Focusing of intense ion beams with a plasma-filled solenoidal magnetic lens including self-fields

We consider the potential of a solenoidal magnetic lens to transport and focus intense ion beams for the purpose of light ion driven ICF. We present results of numerical simulations of a short pulse, intense, Li⁺³ ion beam propagating through a single focusing, plasma-filled, solenoidal magnetic lens. The beam evolution is treated self-consistently by including the effects of self-electromagnetic fields which arise because the plasma electrons and energetic beam ions have very dissimilar dynamics in the presence of the strong applied magnetic lens fields. By considering the beam ions as particles and the plasma electrons as an inertialess fluid obeying a generalized Ohm´s law, we derive equations for the evolution of the azimuthal magnetic field Bθ and the poloidal flux function ψ. The motion of background plasma ions has been neglected because beam pulse lengths and transit times are much shorter than the local Alfvén transit time.
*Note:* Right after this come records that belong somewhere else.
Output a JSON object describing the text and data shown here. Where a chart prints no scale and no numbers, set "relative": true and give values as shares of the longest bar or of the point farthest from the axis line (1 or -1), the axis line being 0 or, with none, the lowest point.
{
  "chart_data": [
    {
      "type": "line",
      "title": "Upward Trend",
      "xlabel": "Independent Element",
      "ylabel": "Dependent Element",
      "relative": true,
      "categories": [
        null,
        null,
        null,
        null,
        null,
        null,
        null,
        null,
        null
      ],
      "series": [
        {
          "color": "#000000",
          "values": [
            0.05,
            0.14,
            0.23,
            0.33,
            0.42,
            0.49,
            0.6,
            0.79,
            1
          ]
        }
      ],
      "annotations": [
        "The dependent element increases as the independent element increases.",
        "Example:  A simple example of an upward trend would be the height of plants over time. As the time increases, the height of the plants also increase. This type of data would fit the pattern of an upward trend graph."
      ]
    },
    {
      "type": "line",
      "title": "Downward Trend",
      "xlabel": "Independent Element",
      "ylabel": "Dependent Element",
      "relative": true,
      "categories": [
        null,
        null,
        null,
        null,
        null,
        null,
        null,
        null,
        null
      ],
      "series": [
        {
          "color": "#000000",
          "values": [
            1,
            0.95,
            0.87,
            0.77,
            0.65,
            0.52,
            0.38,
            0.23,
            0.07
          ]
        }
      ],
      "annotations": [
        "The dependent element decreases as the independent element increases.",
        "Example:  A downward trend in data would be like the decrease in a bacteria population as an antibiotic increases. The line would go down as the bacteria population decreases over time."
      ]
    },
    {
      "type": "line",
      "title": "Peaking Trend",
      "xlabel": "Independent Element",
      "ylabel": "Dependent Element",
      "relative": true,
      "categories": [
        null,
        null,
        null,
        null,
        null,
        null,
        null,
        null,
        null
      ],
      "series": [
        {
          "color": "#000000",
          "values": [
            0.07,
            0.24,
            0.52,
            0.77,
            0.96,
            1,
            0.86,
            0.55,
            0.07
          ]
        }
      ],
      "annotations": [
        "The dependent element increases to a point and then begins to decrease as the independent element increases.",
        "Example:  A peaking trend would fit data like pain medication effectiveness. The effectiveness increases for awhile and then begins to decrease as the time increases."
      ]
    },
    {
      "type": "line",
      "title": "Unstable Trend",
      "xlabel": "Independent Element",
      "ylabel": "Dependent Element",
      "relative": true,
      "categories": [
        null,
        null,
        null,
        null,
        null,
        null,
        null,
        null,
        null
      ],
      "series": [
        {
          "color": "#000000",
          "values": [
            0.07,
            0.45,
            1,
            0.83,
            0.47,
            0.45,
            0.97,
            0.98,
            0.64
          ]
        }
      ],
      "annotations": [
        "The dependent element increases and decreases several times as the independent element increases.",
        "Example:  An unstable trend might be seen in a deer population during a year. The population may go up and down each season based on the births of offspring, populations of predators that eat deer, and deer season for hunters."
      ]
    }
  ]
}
The beam particle dynamics are then solved self-consistently with a 2–1/2 dimensional, axisymmetric (δ\\δ θ = 0), hybrid PIC code. For specified beam and plasma parameters, the results are expressed in terms of the power/cm² delivered to the target as a function of time. Attention is also paid to beam emittance growth. We study the cases when the plasma conductivity and density are held constant and when the conductivity and density evolve according to beam induced ionization of a gas.